Cornell is now able to welcome Brinson Prize postdoctoral fellows, joining a select group of institutions that host the prestigious astronomy fellowship program.
A collaboration between The Brinson Foundation and the Space Telescope Science Institute (STScI), the Brinson Prize supports postdoctoral scholars in carrying out novel research in observational cosmology. The program emphasizes projects that complement and capitalize on the latest space science, including topics such as the ﬁrst stars, the cosmic distance scale, and the development of large-scale structure.
The application period is open now through Nov. 2, said Jonathan Lunine, the David C. Duncan Professor in the Physical Sciences in the College of Arts and Sciences (A&S) and chair of the department. He said the Cornell Department of Astronomy could be a particularly good fit for early-career astrophysicists and cosmologists who are committed to pursuing bold ideas through innovative research. He encourages prospective applicants to look at the astrophysical and cosmological research going on in the department.
“We have world-class research programs in cosmology, time-domain astronomy, and other areas of astrophysics, including some in collaboration with faculty in the physics department. Cornell also has a groundbreaking new astronomical facility– the Fred Young Submillimeter Telescope – that will soon be operational,” he said.
Stella Ocker, Ph.D. ’23 won a Brinson Prize fellowship this year, and she said her doctoral studies at Cornell prepared her.
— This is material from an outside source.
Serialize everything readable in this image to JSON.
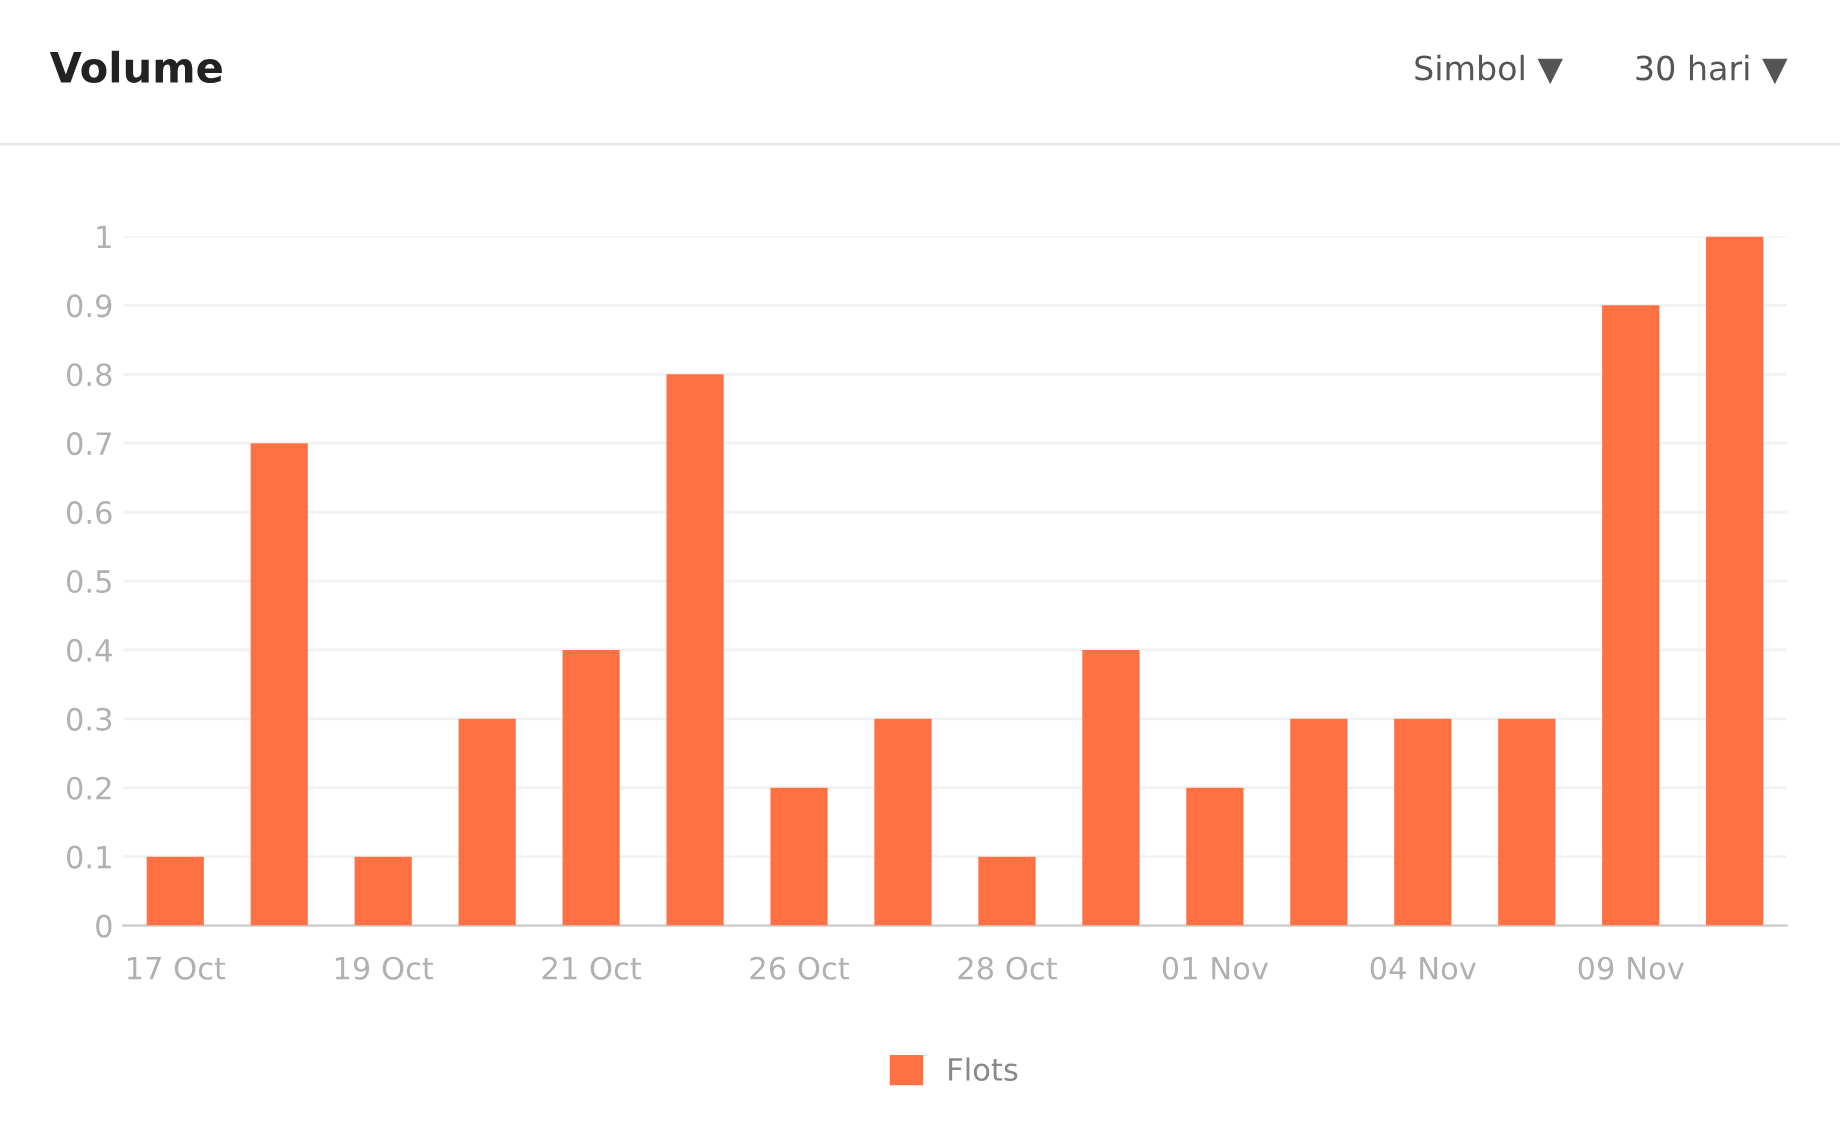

She studied pulsars, fast radio bursts and interstellar and circumgalactic plasma.
“At Cornell, I learned how to identify interesting and critical questions in my field, obtain access to funding and telescope resources, and communicate my research to the rest of the field and the broader public,” Ocker said. “Cornell astronomy covers a really unique breadth of research programs across planetary science and astrophysics, and I felt that having access to this breadth and learning from both professors and peers across many subfields really taught me how to contextualize my research and identify open problems that are both ambitious and achievable.”
Ocker began her Brinson Fellowship Sept. 1 at the California Institute of Technology and Carnegie Observatories in Pasadena, California (the first Brinson fellow to have a joint position.) During her fellowship, Ocker plans to synthesize state-of-the-art optical and radio surveys, including the Sloan Digital Sky Survey V and the Deep Synoptic Array, in order to build a distance ladder for using fast radio bursts as probes of the universe’s large-scale structure.
“The Brinson Prize provides postdoctoral fellows with the opportunity to pursue independent, ambitious research programs while building professional networks that will last long into their careers, Ocker said. “For me, having this fellowship means that I can build a set of research initiatives that are uniquely tailored to my goals and enjoy unparalleled access to the resources I need to accomplish those goals.”
Cornell astronomers Martha Haynes, Distinguished Professor of Arts and Sciences in Astronomy (A&S), and Anna Y.Q. Ho, assistant professor of astronomy (A&S), were instrumental in establishing Cornell as a Brinson Prize institution, Lunine said.
Other participating institutions are: California Institute of Technology; Johns Hopkins University; Massachusetts Institute of Technology; Northwestern University; Princeton University; Stanford University; University of Arizona; University of California, Berkeley; University of Chicago; University of Washington; and Observatories of the Carnegie Institution for Science.